Il crespigno è una deliziosa spontanea

cioccapiatti

Siamo ancora in pieno inverno e i lavori dell’orto continuano, soprattutto se viviamo in zone dal clima mite, con le semine di numerosi ortaggi: dai ceci ai ravanelli, passando per lattughe e lattughine, carote, aglio e patate precoci. Nel tempo libero però, in qualche giornata tersa e assolata, possiamo andar per campi e raccogliere le tante erbe spontanee commestibili che iniziano a gettare le prime foglie. Una delle più deliziose è sicuramente il crespigno (Sonchus oleraceus L.), anche chiamato grespigno, graspignolo, sivone o lattarolo.

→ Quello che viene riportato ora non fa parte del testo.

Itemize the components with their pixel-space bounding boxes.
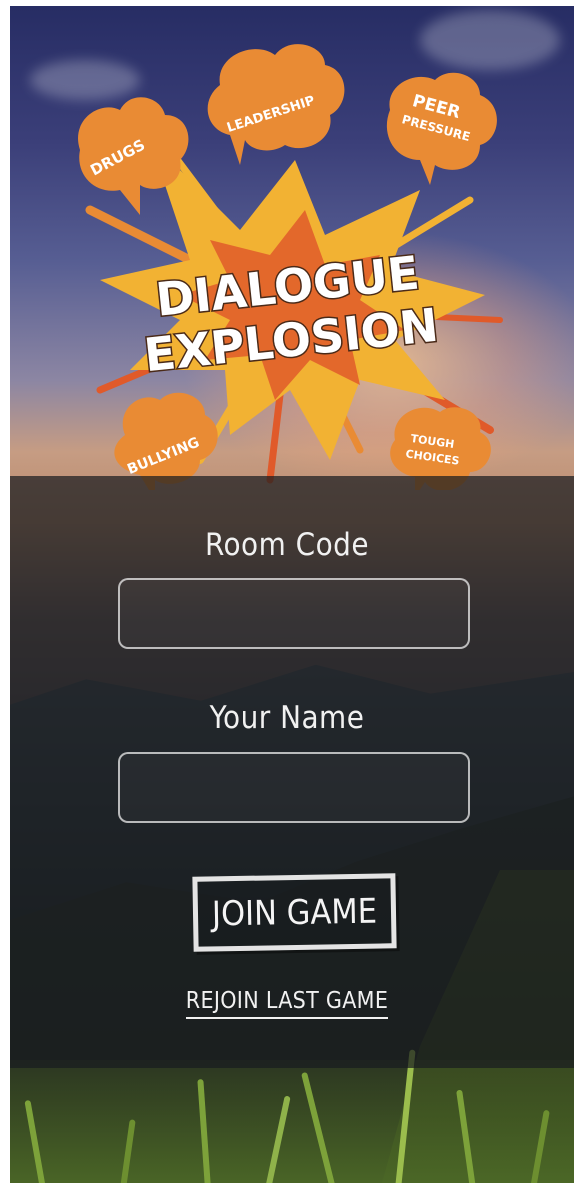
- app-screen: DIALOGUE EXPLOSION DRUGS LEADERSHIP PEER…: [0, 0, 574, 1189]
- speech-bubble-leadership: LEADERSHIP: [207, 44, 345, 166]
- frame-edge: [0, 1183, 574, 1189]
- join-game-button[interactable]: JOIN GAME: [192, 873, 397, 952]
- rejoin-container: REJOIN LAST GAME: [0, 988, 574, 1019]
- your-name-input[interactable]: [118, 752, 470, 823]
- your-name-label: Your Name: [209, 700, 365, 736]
- room-code-input[interactable]: [118, 578, 470, 649]
- frame-edge: [0, 0, 574, 6]
- rejoin-last-game-link[interactable]: REJOIN LAST GAME: [185, 988, 389, 1019]
- frame-edge: [0, 0, 10, 1189]
- grass-foreground: [0, 1049, 574, 1189]
- dialogue-explosion-logo: DIALOGUE EXPLOSION DRUGS LEADERSHIP PEER…: [78, 44, 503, 490]
- speech-bubble-peer-pressure: PEER PRESSURE: [386, 72, 497, 185]
- room-code-label: Room Code: [204, 527, 370, 563]
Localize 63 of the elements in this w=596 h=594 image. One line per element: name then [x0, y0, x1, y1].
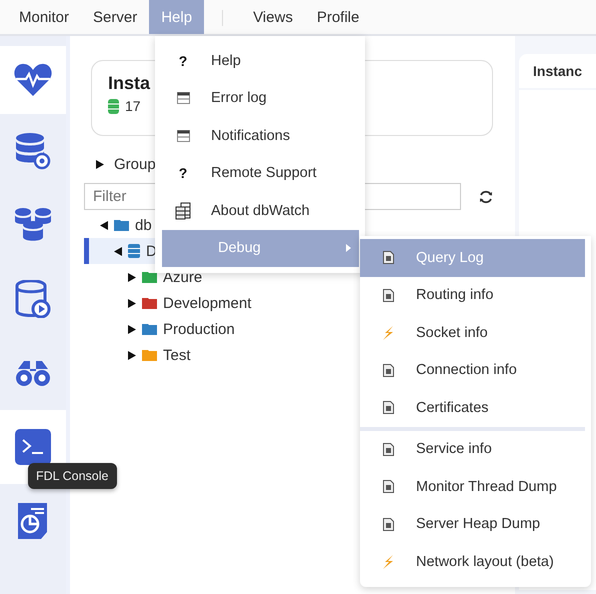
menu-item[interactable]: Server Heap Dump	[360, 506, 585, 543]
menu-item[interactable]: Error log	[155, 80, 359, 117]
refresh-icon[interactable]	[479, 190, 493, 204]
tree-label: Azure	[163, 268, 202, 286]
expand-arrow-icon[interactable]	[128, 350, 136, 360]
menu-item[interactable]: Profile	[304, 0, 372, 34]
heart-pulse-icon	[13, 62, 53, 98]
tree-label: Production	[163, 320, 235, 338]
server-stack-icon	[175, 202, 191, 220]
tree-label: db	[135, 216, 152, 234]
collapse-arrow-icon[interactable]	[100, 220, 108, 230]
tree-row[interactable]: db	[84, 212, 152, 238]
document-icon	[382, 251, 394, 264]
window-icon	[176, 130, 190, 142]
card-title: Insta	[108, 73, 152, 94]
sidebar-item[interactable]	[0, 46, 66, 114]
database-gear-icon	[15, 132, 51, 170]
document-icon	[382, 442, 394, 456]
lightning-icon	[382, 326, 394, 340]
menu-item[interactable]: Network layout (beta)	[360, 543, 585, 580]
menu-item[interactable]: Certificates	[360, 389, 585, 430]
question-mark-icon: ?	[178, 165, 188, 182]
menu-item[interactable]: Monitor	[7, 0, 82, 34]
panel-tab[interactable]: Instanc	[519, 54, 596, 88]
menu-item[interactable]: About dbWatch	[155, 192, 359, 230]
expand-arrow-icon[interactable]	[128, 324, 136, 334]
tree-label: Development	[163, 294, 252, 312]
terminal-icon[interactable]	[15, 429, 51, 465]
binoculars-icon	[14, 359, 52, 387]
collapse-arrow-icon[interactable]	[114, 246, 122, 256]
submenu-arrow-icon	[346, 244, 351, 252]
menu-item[interactable]: ? Remote Support	[155, 154, 359, 192]
document-icon	[382, 401, 394, 414]
tree-row[interactable]: Production	[84, 316, 235, 342]
tree-row[interactable]: Test	[84, 342, 191, 368]
menu-item[interactable]: Notifications	[155, 117, 359, 154]
expand-arrow-icon[interactable]	[128, 272, 136, 282]
document-icon	[382, 288, 394, 302]
menu-item[interactable]: Monitor Thread Dump	[360, 468, 585, 506]
report-chart-icon	[18, 503, 48, 539]
menu-item[interactable]: Connection info	[360, 352, 585, 389]
database-cluster-icon	[14, 207, 52, 243]
menu-item[interactable]: Routing info	[360, 276, 585, 314]
tree-row[interactable]: Development	[84, 290, 252, 316]
menu-item[interactable]: Views	[241, 0, 305, 34]
tooltip: FDL Console	[28, 463, 116, 489]
menu-item[interactable]: Server	[81, 0, 150, 34]
document-icon	[382, 364, 394, 377]
database-play-icon	[15, 280, 51, 318]
expand-arrow-icon[interactable]	[128, 298, 136, 308]
menu-item[interactable]: Socket info	[360, 314, 585, 352]
tree-label: Test	[163, 346, 191, 364]
document-icon	[382, 518, 394, 531]
menu-item[interactable]: Service info	[360, 430, 585, 468]
document-icon	[382, 480, 394, 494]
question-mark-icon: ?	[178, 52, 188, 69]
database-icon	[108, 98, 119, 114]
instance-count: 17	[125, 98, 141, 114]
expand-arrow-icon[interactable]	[96, 160, 104, 169]
lightning-icon	[382, 554, 394, 569]
window-icon	[176, 92, 190, 104]
tree-row[interactable]: Azure	[84, 264, 202, 290]
menu-item[interactable]: ? Help	[155, 42, 359, 80]
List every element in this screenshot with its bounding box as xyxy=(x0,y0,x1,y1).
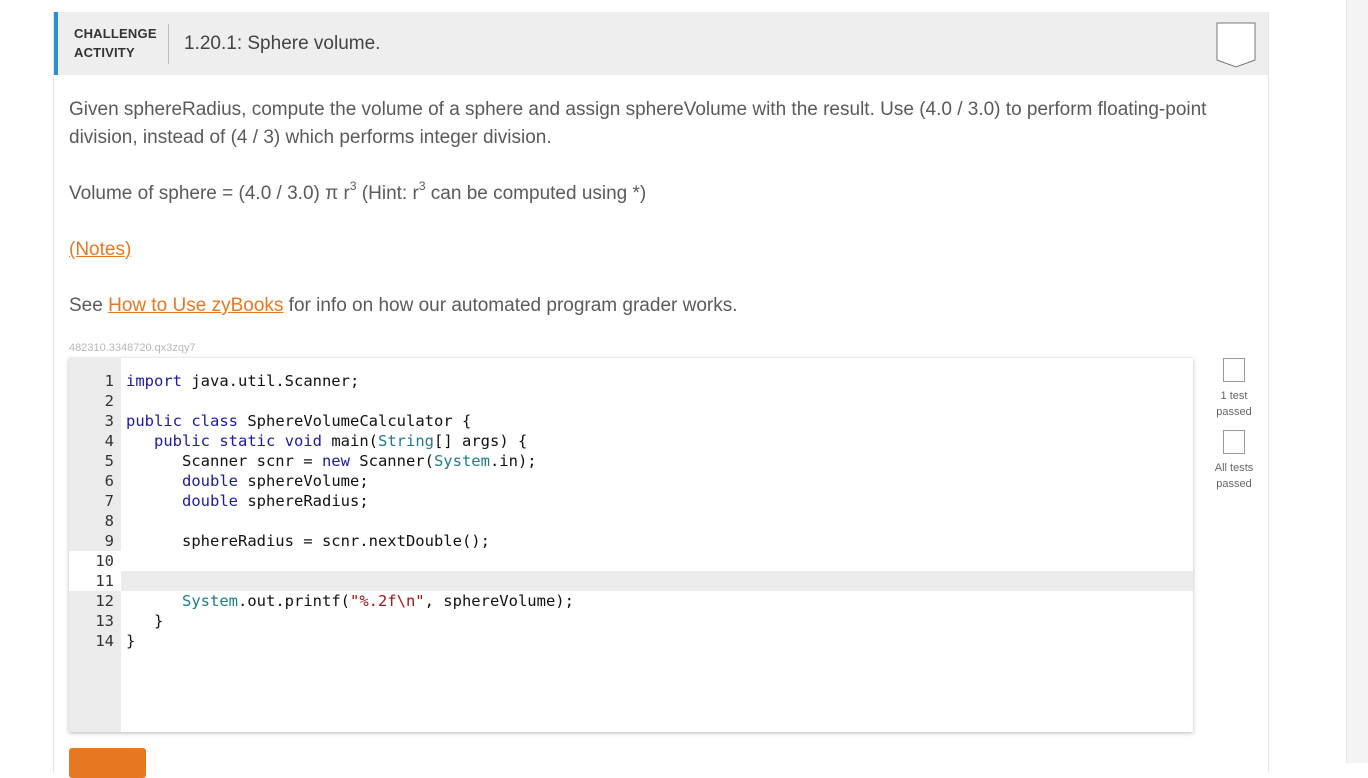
see-suffix: for info on how our automated program gr… xyxy=(283,295,738,316)
completion-bookmark-icon xyxy=(1216,22,1256,68)
challenge-activity-card: CHALLENGE ACTIVITY 1.20.1: Sphere volume… xyxy=(53,12,1269,778)
activity-type-line2: ACTIVITY xyxy=(74,45,135,60)
how-to-use-zybooks-link[interactable]: How to Use zyBooks xyxy=(108,295,283,316)
code-line[interactable]: 14} xyxy=(69,631,1193,651)
see-prefix: See xyxy=(69,295,109,316)
volume-formula: Volume of sphere = (4.0 / 3.0) π r3 (Hin… xyxy=(69,180,1209,208)
activity-type-line1: CHALLENGE xyxy=(74,26,157,41)
code-line[interactable]: 2 xyxy=(69,391,1193,411)
code-lines[interactable]: 1 import java.util.Scanner; 2 3 public cla… xyxy=(69,371,1193,651)
code-line[interactable]: 7 double sphereRadius; xyxy=(69,491,1193,511)
line-number: 4 xyxy=(104,432,114,450)
grader-info-text: See How to Use zyBooks for info on how o… xyxy=(69,292,1209,320)
line-number: 5 xyxy=(104,452,114,470)
line-number: 13 xyxy=(95,612,114,630)
formula-exponent: 3 xyxy=(349,179,357,193)
line-number: 6 xyxy=(104,472,114,490)
one-test-passed-indicator xyxy=(1223,358,1245,382)
formula-hint-start: (Hint: r xyxy=(356,183,419,204)
code-line[interactable]: 10 xyxy=(69,551,1193,571)
instructions-paragraph: Given sphereRadius, compute the volume o… xyxy=(69,99,1207,148)
line-number: 7 xyxy=(104,492,114,510)
line-number: 9 xyxy=(104,532,114,550)
line-number: 1 xyxy=(104,372,114,390)
one-test-passed-label: 1 test passed xyxy=(1216,390,1252,418)
activity-code-id: 482310.3348720.qx3zqy7 xyxy=(69,342,196,354)
code-line[interactable]: 12 System.out.printf("%.2f\n", sphereVol… xyxy=(69,591,1193,611)
code-line[interactable]: 8 xyxy=(69,511,1193,531)
code-line-active[interactable]: 11 xyxy=(69,571,1193,591)
formula-hint-end: can be computed using *) xyxy=(425,183,647,204)
notes-link[interactable]: (Notes) xyxy=(69,239,131,260)
code-line[interactable]: 1 import java.util.Scanner; xyxy=(69,371,1193,391)
code-line[interactable]: 5 Scanner scnr = new Scanner(System.in); xyxy=(69,451,1193,471)
header-divider xyxy=(168,24,169,64)
activity-instructions: Given sphereRadius, compute the volume o… xyxy=(69,96,1209,320)
page-scrollbar-track[interactable] xyxy=(1346,0,1368,763)
code-editor[interactable]: 1 import java.util.Scanner; 2 3 public cla… xyxy=(69,358,1193,732)
line-number: 3 xyxy=(104,412,114,430)
code-line[interactable]: 13 } xyxy=(69,611,1193,631)
code-line[interactable]: 3 public class SphereVolumeCalculator { xyxy=(69,411,1193,431)
activity-header: CHALLENGE ACTIVITY 1.20.1: Sphere volume… xyxy=(54,12,1268,75)
line-number: 8 xyxy=(104,512,114,530)
line-number: 14 xyxy=(95,632,114,650)
all-tests-passed-indicator xyxy=(1223,430,1245,454)
code-line[interactable]: 6 double sphereVolume; xyxy=(69,471,1193,491)
formula-hint-exponent: 3 xyxy=(418,179,426,193)
code-line[interactable]: 9 sphereRadius = scnr.nextDouble(); xyxy=(69,531,1193,551)
check-button[interactable] xyxy=(69,748,146,778)
all-tests-passed-label: All tests passed xyxy=(1214,462,1254,490)
line-number: 10 xyxy=(69,551,121,571)
line-number: 11 xyxy=(69,571,121,591)
activity-title: 1.20.1: Sphere volume. xyxy=(184,33,381,54)
formula-prefix: Volume of sphere = (4.0 / 3.0) π r xyxy=(69,183,350,204)
line-number: 2 xyxy=(104,392,114,410)
line-number: 12 xyxy=(95,592,114,610)
test-status-panel: 1 test passed All tests passed xyxy=(1209,358,1259,502)
activity-type-label: CHALLENGE ACTIVITY xyxy=(74,24,157,62)
code-line[interactable]: 4 public static void main(String[] args)… xyxy=(69,431,1193,451)
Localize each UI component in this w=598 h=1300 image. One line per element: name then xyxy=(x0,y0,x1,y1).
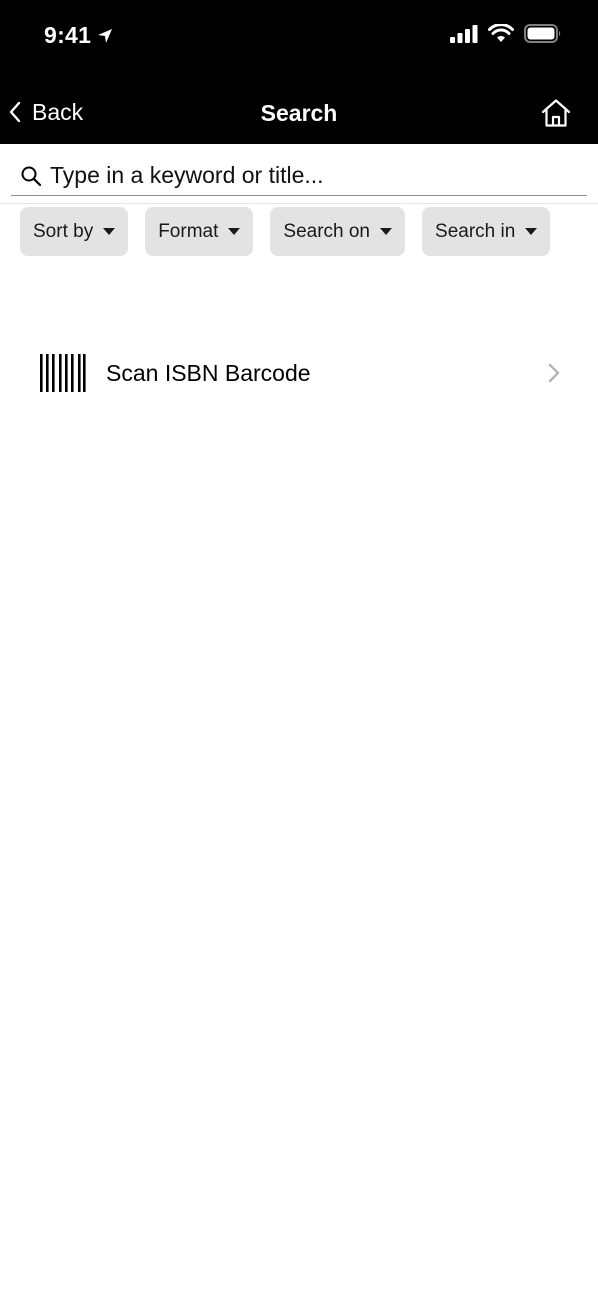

Appartenente alla famiglia delle compositae (o asteraceae), è una pianta spontanea presente in tutto il nostro paese ai bordi delle strade e di sentieri meno frequentati, vicino ai ruderi ma anche nei vigneti e nei terreni incolti. Apprezzatissima fin dall’antichità, ne troviamo traccia fra gli scritti di Teofrasto, botanico e filosofo greco vissuto fra il 371 e il 287 a.C. e Plinio il Vecchio, il quale sosteneva fosse stato il pasto di Teseo prima di entrare nel labirinto di creta per affrontare il Minotauro. Questa pianta ha ciclo biologico di solito annuale. Alta fra i 20 e i 100 centimetri, ha una radice fittonante (simile a una carota quindi) e fusti cavi eretti, color verde scuro tendente al violaceo; le foglie basali sono opache e molli, a forma di lancia o triangolare, molto irregolari e frastagliate, e sono riunite come in una piccola rosa. In questo periodo sono quelle che possiamo raccogliere per gustose insalate. I fiori, che si schiuderanno in primavera inoltrata, sono di giallo intenso che sfuma verso l’esterno in nouances più chiare.

Ottima da mangiare cruda se giovane o anche in minestra (molto gustosa con le fave) per le piante più adulte, è nota per stimolare la depurazione del fegato.